A thing that is very important to me is faith. Two years ago it used to be my everything and honestly, it did feel good. However with time, I started lacking in that area too. I miss when I felt that internal peace and serenity sometimes. But I am the only one to be blamed for this. I just didn’t live it the right way. I was always over stressed about the mistakes I made, and I underestimated the mercy of God. To the point that back then, I missed the time when I was not caring about religion, when I was reckless, because I didn’t feel guilty all the time. This is not the way religion is supposed to make you feel. That shows that I didn’t do it right. Now my faith is dead, which is somehow an opportunity for me to build it again but this time on strong bases. Let’s see this whole situation this way.
Psychologically speaking, apart from the fact that I’m way too emotional, there isn’t much I can tell you.
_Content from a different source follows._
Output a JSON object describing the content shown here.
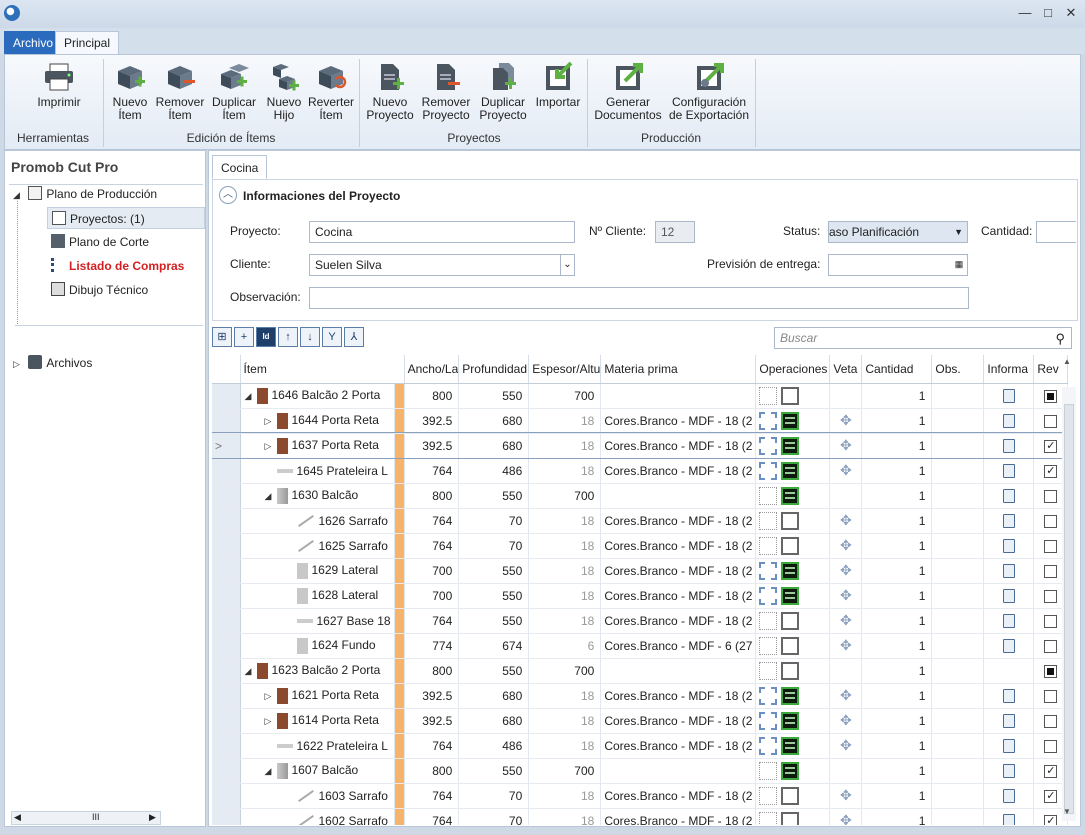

Not that I don’t want to, I simply don’t know. Do I suffer from depression? Maybe. I haven’t seen a psychologist and to me this is not something you can diagnosed yourself by reading things on the internet. Because of my mood swings, I could be bipolar. But again, I don’t know.
I wish I had everything figured out. I wish things were not so complicated, even though I know I’m the one who makes them worse than what they really are. I wish I had the courage and strength to stand up and change things when I still have time. Let’s see how everything goes tomorrow.